Quickstart¶
This page gives a short introduction to the most common use cases.
Scan and Classify URLs¶
The most common use case is to scan a text file for URLs and classify them.
urlcheck-smith scan sample.txt -o urls.csv
This will extract URLs, classify them by domain suffix, perform HTTP checks, and save the result to urls.csv.
Single URL Classification (CLI)¶
You can classify a single URL and see why it was categorized a certain way.
urlcheck-smith classify-url https://www.itu.int/en/Pages/default.aspx --explain
API Example (Library Usage)¶
If you want to classify a URL from Python, you can use the public API directly.
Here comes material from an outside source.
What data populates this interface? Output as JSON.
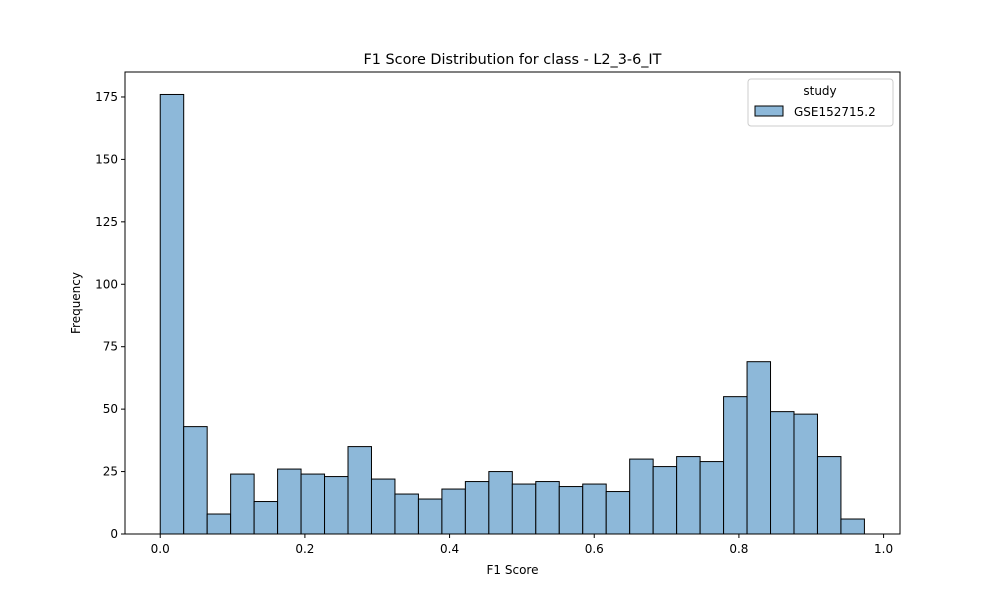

The example below shows a small helper script that demonstrates how to create a URL record and classify it.
from urlcheck_smith import SiteClassifier, UrlRecord
def classify_single_url(
url: str,
*,
rules_path: str | None = None,
explain: bool = False,
) -> dict:
classifier = SiteClassifier(
rules_path=rules_path,
explain=explain,
normalize_domain=True,
)
rec = classifier.classify([UrlRecord(url=url)])[0]
result = {
"url": rec.url,
"base_url": rec.base_url,
"category": rec.category,
"trust_tier": rec.trust_tier,
}
if rec.explain:
result["explain"] = rec.explain
return result
data = classify_single_url("https://www.itu.int/en/Pages/default.aspx", explain=True)
print(data)
Batch Classification (No HTTP)¶
If you have a list of URLs and only want to classify them without performing HTTP checks:
urlcheck-smith classify urls.txt -o classified.csv
JSONL Output¶
Both scan and classify support JSONL output:
urlcheck-smith scan sample.txt --format jsonl -o urls.jsonl
Rule Presets¶
You can use built-in presets for specific regions:
urlcheck-smith scan urls.txt --preset japan -o out.csv
urlcheck-smith scan urls.txt --preset eu -o out.csv